In Cile esiste una minoranza etnica, i mapuche, discendenti della civiltà precolombiana, che da sempre ha subito ogni tipo di discriminazione dal governo centrale. Anche loro lottano.
In Cile i fiumi, le montagne non appartengono al demanio, ma appartengono a privati. Per quanto possa apparire impossibile a noi occidentali, in Cile non esiste il concetto di acqua pubblica. Sarebbe come se da noi il Po fosse venduto agli Agnelli, il Ticino ai Benetton, l’Adige a Vittorio Feltri, se il Tirreno e l’Adriatico, non le spiagge, ma il mare, fossero di proprietà di Berlusconi e associati. Se le Dolomiti fossero di Luxottica, parafrasando il blogger Rodrigo Andrea Rivas. Le conseguenze di questo fatto sono che i privati possono disporre liberamente dell’acqua. Quindi se il/la proprietari* del fiume che fornisce l’acqua decide che quel fiume deve essere deviato si rimane senz’acqua e gli/le abitanti dovranno pagare per averla a prezzi molto elevati.
In Cile, inoltre, non hanno una costituzione. O meglio, la costituzione cilena è una costituzione soltanto formalmente, perché promulgata dal dittatore Pinochet e perché priva di qualsiasi tutela democratica tipicamente contenuta in una carta fondamentale.
Questi sono i motivi per cui i/le cileni si sono ribellati, e per cui ogni giorno centinaia di migliaia di persone scendono in piazza senza paura. Senza arretrare mentre l’esercito spara. Chiedendo le dimissioni del governo e la convocazione di un’assemblea costituente (e ci sono riusciti). I 30 pesos sono solo l’evento che ha fatto svegliare il cileno, per parafrasare uno dei motti dei manifestanti, Chile despertò. Ora il Cile potrà avere una nuova Costituzione scritta dal nulla, senza legami con i regimi del passato e che sia votata da membri eletti dal popolo.
In pratica, la vicenda cilena, dimostra che un popolo guerriero indomito in mesi di coraggiose proteste può realizzare l’impossibile: sconfiggere un nemico che uccide, rapisce, tortura, accieca e violenta rendendo equo un paese ingiusto ed arrivando a cambiare una costituzione vecchia di 40 anni.
Ed allora perché i giornali italiani non parlano delle conquiste del popolo cileno e delle sue lotte?

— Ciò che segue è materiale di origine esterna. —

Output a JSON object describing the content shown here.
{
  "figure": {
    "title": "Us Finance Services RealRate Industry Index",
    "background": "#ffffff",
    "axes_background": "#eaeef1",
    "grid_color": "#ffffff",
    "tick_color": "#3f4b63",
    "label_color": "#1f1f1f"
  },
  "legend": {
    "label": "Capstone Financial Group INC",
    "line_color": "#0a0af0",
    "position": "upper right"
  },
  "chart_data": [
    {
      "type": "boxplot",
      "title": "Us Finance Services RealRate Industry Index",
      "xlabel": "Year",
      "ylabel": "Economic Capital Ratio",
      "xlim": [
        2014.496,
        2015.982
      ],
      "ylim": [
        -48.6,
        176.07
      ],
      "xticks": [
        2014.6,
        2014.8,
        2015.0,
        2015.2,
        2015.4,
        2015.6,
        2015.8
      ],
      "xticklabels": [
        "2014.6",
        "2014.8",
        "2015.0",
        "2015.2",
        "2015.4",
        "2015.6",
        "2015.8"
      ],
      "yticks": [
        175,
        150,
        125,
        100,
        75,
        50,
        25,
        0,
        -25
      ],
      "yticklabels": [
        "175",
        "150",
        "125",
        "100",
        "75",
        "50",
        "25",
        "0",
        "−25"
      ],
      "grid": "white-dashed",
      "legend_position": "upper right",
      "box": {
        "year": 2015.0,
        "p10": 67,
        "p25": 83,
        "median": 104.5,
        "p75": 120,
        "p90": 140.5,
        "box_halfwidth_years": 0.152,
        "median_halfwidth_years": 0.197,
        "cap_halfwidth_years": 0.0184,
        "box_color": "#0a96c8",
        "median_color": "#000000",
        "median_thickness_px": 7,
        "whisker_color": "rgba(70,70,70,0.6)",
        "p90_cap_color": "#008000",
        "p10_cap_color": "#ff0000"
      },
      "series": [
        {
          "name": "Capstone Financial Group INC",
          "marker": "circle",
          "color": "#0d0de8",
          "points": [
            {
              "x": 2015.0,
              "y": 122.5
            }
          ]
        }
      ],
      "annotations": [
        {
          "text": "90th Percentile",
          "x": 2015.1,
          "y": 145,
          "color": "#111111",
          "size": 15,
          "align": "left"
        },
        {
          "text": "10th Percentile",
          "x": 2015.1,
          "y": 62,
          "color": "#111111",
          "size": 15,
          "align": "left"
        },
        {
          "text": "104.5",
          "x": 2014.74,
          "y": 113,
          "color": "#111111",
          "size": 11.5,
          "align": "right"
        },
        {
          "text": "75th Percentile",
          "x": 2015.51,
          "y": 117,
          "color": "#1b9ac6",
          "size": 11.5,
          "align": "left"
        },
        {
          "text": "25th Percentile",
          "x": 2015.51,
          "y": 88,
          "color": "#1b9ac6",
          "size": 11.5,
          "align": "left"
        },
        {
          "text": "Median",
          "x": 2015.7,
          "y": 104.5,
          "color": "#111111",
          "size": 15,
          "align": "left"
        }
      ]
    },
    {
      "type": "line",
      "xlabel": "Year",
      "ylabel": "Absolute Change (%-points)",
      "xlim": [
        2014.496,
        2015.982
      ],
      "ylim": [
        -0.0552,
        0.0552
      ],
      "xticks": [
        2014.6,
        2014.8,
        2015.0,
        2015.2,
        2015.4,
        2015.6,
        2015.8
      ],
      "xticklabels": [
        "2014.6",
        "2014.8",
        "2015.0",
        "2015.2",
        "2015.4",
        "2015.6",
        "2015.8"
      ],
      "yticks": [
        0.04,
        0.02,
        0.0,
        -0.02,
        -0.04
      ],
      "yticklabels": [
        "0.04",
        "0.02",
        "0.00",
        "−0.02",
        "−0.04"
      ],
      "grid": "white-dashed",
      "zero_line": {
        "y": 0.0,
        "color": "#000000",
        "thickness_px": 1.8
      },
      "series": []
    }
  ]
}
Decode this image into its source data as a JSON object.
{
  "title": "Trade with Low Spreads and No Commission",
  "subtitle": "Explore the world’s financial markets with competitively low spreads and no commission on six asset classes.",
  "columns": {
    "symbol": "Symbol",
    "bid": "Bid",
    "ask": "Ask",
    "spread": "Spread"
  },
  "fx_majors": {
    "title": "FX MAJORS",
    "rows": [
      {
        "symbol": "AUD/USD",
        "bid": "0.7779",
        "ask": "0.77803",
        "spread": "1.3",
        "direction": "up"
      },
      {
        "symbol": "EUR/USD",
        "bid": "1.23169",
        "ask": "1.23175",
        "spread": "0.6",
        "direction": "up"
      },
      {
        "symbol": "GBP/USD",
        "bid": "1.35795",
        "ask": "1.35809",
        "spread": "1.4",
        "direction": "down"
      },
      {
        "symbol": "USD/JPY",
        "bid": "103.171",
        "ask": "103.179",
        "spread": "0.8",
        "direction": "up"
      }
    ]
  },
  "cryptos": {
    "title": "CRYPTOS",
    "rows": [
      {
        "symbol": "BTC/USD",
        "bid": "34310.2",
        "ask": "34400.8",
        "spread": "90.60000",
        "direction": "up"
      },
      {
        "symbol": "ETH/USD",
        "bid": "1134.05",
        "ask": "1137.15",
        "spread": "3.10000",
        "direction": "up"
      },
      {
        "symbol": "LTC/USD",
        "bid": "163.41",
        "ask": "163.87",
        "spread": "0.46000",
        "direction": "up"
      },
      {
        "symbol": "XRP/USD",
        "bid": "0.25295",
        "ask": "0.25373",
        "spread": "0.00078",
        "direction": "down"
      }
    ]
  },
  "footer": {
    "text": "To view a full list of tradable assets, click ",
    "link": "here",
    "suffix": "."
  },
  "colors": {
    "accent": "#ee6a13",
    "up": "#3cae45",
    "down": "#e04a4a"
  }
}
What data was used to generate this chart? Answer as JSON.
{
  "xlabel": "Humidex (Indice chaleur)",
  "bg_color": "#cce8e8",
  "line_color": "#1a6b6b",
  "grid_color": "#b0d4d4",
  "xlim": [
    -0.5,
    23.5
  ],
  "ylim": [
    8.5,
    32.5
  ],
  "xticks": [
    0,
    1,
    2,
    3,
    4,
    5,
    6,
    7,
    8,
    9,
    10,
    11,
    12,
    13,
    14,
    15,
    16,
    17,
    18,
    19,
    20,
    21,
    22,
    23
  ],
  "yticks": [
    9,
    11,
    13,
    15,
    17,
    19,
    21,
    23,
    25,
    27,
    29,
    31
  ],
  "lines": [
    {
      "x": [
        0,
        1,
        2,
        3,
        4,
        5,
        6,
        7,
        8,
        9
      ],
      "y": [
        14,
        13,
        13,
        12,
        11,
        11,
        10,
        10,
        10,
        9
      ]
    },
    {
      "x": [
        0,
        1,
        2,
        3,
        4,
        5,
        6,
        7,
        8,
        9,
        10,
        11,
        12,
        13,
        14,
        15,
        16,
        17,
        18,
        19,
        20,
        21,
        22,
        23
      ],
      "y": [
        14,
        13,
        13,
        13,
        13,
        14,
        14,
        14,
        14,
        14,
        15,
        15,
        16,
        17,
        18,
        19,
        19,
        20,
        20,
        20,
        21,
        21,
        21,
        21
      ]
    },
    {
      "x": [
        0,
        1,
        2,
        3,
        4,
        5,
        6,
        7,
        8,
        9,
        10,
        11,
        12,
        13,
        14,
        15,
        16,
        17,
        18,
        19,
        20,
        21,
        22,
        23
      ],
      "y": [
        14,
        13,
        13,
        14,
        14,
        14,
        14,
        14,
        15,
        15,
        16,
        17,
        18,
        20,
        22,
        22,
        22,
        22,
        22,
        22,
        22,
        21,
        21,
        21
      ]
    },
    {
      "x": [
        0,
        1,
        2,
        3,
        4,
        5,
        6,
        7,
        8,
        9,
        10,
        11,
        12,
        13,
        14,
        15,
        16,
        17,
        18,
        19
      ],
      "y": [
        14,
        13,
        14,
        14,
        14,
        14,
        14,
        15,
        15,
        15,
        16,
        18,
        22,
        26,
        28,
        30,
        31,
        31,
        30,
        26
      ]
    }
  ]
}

La risposta a questa domanda, forse, va individuata nel fatto che il principale proprietario dei fiumi cileni è l’italiana ENEL.
Ed allora, se i giornali per evidenti motivi non possono diffondere queste notizie è bene che i popoli d’Europa conoscano la storia dei cileni e che seguano il loro esempio. Perché come i/le cileni stanno vincendo la loro battaglia allora anche noi europe* possiamo svegliarci e lottare per sciogliere le catene che ci opprimono.
Fonti:
Articolo di Federico Magnante, Interviste ai cileni in Italia e all’estero.